The proposal would affect about 1.9 million work sites - one of every three - and more than 27 million workers, CBS News Correspondent Sharyl Attkisson reports.

Each year, 1.8 million workers have musculoskeletal injuries related to ergonomic factors and 600,000 people miss some work because of them, according to the department's Occupational Safety and Health Administration.

The injuries to muscles, nerves, ligaments and tendons include such problems as carpal tunnel syndrome, back pain and tendonitis.

"Work-related musculoskeletal disorders such as back injuries and carpal tunnel syndrome are the most prevalent, most expensive and most preventable workplace injuries in the country," said Labor Secretary Alexis Herman.

"Real people are suffering real injuries that can disable their bodies and destroy their lives," she added. "The good news is that real solutions are available."

The regulations proposed by OSHA have been in the works for eight years.
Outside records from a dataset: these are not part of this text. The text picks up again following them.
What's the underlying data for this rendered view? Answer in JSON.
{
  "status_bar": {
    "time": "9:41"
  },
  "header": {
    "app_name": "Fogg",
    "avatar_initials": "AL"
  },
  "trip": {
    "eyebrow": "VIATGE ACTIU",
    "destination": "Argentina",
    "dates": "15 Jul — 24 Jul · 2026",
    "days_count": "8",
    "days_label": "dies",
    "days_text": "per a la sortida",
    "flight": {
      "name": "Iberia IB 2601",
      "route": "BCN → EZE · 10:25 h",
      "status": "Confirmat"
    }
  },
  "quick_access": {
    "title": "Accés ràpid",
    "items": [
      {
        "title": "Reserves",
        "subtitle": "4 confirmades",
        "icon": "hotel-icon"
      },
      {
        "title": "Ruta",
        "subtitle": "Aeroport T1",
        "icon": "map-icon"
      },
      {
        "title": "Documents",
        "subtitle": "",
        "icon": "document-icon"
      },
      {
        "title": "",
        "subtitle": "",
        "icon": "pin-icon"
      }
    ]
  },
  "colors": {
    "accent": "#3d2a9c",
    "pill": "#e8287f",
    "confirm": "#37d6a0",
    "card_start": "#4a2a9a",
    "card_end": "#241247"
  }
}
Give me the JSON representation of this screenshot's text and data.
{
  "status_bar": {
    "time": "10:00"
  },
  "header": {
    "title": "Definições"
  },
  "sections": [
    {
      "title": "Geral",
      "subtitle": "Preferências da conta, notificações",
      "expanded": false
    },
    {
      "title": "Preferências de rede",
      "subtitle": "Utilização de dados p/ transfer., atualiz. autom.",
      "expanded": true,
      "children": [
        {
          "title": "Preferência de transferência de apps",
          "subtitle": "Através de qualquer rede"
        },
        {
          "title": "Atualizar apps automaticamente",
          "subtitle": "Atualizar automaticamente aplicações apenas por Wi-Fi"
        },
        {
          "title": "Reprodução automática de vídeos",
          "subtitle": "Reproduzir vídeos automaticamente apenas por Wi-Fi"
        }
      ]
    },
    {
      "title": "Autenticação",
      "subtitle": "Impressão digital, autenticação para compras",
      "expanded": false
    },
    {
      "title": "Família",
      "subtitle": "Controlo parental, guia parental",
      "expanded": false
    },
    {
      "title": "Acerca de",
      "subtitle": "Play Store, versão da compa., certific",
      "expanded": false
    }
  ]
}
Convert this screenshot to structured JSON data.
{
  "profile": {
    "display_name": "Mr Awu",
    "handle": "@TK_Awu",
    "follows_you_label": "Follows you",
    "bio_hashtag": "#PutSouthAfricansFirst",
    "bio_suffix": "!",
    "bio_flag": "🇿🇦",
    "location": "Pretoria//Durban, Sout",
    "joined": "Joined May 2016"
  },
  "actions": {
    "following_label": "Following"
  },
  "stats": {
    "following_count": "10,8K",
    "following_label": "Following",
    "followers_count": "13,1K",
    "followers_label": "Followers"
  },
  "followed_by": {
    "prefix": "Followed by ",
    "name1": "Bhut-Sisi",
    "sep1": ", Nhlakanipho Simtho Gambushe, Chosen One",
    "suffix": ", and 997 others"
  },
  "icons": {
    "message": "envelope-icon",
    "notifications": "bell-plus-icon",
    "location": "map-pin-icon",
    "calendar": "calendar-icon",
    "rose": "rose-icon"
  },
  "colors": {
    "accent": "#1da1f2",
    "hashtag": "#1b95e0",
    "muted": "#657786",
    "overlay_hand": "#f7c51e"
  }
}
Many business groups oppose the plan, saying it's too costly and unnecessary, reports CBS News White House Correspondent Bill Plante.

Under the plan, any company with workers and manufacturing or manual lifting to set up programs to identify and report ergonomic injuries.

The new rules would cover a broad range of workers from nurses aides who must lift heavy patients, to baggage handlers at airports and people who work at computers or on assembly lines.

"We are compelled to act," declared Charles Jeffress of OSHA. "Employees are getting hurt, workers are being sent home, people are suffering. It's time for OSHA to move on."

Under the rules, a worker who has an ergonomic injury diagnosed by a doctor would be entitled to have the work environment fixed to relieve the cause -- by changing the height of an assembly line or computer keyboard, for example.

Charles Jeffress of OSHA
At workplaces with numerous incidents of ergonomic injury, employers would have to provide medical help and safety retraining for workers in addition to fixing physical problems.

In addition, the rule would require companies with workers who do manual heavy lifting to provide preventive training.

The proposed rules would not become final until next year at the earliest, after a public comment period.

The cost of the program is estimated at $4.2 billion a year, with employers spending approximately $150 per workstation to fix existing problems. The Labor Department estimtes the new rules could prevent injury to about 300,000 workers annually and save the U.S. economy $9 billion.

Ergonomic injuries currently cost $15 billion to $20 billion annually for workers' compensation and $30 billion to $40 billion in other expenses such as medical care, the agency said.

Business representatives attacked the thousand-page OSHA proposal as woefully short on specifics.

"Employers might hire a hundred lawyers and still aren't going to be able to figure out what the standard is supposed to do, what it's supposed to require of them," claimed Randy Johnson of the U.S. Chamber of Commerce. "And that is offensive."

Then there's the cost to employers. OSHA claims the first year it'll be over $4 billion.

Employers, like Kevin Burke of Food Distributors International, say the costs will reach into the "hundreds of billions of dollars -- costs that in our view would result in closed plants and warehouses and lost jobs. And of course this is going o be reflected in the cost of goods to the American consumer."

The Small Business Administration also says OSHA is way off the mark and estimates the cost to businesses at $18 billion a year. A trade group says it would be more than that -- $26 billion.

The Clinton administration says there are no politics involved in the plan, but big businesses are very skeptical about that since the unions strongly support the regulations.

OSHA is expected to issue a final rule sometime next year. The proposal will be published this week in the Federal Register and OSHA will take comments on it until Feb. 1. The safety agency also will hold three public hearings.